Chemodynamic therapy (CDT) is a booming technology that utilizes Fenton reagents to kill tumor cells by transforming intracellular H2O2 into reactive oxygen species (ROS), but insufficient endogenous H2O2 makes it difficult to attain satisfactory antitumor results. In this article, a H2O2-free CDT technique with tumor-specificity is developed by using pH-sensitive magnetic iron carbide nanoparticles (PEG/Fe2C@Fe3O4 NPs) to trigger artemisinin (ART) to in situ form ROS. ART-loaded PEG/Fe2C@Fe3O4 NPs are fabricated for the enormous release of Fe2+ ions induced by the acidic conditions of the tumor microenvironment after magnetic-assisted tumor enrichment, which results in the rapid degradation of the PEG/Fe2C@Fe3O4 NPs and release of ART once endocytosed into tumor cells. In situ catalysis reaction between the co-released Fe2+ ions and ART generates toxic ROS and then induces apoptosis of tumor cells. Both in vitro and in vivo experiments demonstrate that the efficient Fe-enhanced and tumor-specific CDT efficacy for effective tumor inhibition based on ROS generation.
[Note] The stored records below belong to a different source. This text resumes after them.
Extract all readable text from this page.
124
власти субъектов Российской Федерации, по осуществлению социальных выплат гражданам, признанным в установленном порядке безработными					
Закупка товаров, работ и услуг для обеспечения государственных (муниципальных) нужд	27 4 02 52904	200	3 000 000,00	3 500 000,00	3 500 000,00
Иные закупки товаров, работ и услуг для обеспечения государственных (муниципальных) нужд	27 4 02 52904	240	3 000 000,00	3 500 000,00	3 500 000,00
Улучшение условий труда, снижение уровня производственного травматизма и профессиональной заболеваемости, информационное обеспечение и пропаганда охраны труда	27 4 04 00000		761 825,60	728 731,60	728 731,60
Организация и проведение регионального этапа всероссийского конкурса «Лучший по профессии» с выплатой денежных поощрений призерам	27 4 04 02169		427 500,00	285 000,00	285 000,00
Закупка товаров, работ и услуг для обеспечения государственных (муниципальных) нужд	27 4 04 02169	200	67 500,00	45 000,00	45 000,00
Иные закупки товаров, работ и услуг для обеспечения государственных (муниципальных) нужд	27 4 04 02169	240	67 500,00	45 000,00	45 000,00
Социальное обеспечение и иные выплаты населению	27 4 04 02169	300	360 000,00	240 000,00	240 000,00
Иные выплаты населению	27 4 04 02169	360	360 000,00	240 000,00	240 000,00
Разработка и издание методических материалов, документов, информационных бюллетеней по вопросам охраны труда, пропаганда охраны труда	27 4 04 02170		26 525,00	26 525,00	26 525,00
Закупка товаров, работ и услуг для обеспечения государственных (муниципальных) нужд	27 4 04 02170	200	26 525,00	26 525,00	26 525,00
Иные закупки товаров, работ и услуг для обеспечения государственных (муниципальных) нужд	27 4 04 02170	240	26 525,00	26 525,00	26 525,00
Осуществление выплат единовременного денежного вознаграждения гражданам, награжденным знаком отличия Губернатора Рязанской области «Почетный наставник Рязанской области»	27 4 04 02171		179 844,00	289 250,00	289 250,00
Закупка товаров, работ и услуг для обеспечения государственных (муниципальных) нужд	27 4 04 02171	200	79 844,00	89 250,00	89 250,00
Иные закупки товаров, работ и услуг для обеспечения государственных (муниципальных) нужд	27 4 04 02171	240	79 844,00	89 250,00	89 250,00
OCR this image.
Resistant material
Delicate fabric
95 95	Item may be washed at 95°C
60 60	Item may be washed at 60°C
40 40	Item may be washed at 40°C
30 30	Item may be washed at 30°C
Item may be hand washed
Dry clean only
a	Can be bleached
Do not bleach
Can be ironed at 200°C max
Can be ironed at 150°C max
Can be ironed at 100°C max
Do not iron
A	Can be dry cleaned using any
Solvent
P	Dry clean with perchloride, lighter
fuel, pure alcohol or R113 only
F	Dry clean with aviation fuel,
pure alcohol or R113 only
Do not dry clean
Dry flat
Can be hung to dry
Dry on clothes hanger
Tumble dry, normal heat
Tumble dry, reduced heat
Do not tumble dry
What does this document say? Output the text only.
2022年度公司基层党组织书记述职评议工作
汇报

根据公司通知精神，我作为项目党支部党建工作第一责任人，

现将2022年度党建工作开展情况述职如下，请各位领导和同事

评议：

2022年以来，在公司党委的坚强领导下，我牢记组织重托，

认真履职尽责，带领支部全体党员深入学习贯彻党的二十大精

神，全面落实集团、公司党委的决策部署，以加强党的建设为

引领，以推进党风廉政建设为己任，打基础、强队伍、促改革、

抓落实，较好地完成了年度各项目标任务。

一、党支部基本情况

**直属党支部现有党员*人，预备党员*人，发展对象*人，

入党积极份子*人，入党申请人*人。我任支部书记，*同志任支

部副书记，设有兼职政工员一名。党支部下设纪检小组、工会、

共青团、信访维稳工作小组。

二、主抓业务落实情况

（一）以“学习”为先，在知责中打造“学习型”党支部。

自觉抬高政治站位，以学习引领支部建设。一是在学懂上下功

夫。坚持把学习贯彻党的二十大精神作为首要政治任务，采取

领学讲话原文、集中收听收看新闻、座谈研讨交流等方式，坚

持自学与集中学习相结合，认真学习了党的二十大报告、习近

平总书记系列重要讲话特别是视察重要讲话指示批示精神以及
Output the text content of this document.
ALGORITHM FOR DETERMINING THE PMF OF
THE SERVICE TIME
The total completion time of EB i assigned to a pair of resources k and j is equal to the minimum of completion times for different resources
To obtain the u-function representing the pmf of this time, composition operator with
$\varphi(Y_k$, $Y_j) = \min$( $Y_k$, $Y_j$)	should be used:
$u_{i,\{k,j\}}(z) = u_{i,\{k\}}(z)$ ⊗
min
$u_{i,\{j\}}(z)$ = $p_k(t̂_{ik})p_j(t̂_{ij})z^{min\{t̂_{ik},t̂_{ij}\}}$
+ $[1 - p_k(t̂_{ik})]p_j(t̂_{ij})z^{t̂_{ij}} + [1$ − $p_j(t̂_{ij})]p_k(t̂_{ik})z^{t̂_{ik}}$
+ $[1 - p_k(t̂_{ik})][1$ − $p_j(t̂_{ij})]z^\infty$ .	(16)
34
This work provides a new direction to improve CDT efficacy based on H2O2-independent ROS generation.

Automated summary

This article introduces a H2O2-free chemodynamic therapy technique with tumor-specificity using pH-sensitive magnetic iron carbide nanoparticles to trigger the production of reactive oxygen species, resulting in effective tumor cell apoptosis. The study demonstrates enhanced and tumor-specific CDT efficacy for effective tumor inhibition based on ROS generation, offering a new direction to improve CDT efficacy without relying on H2O2.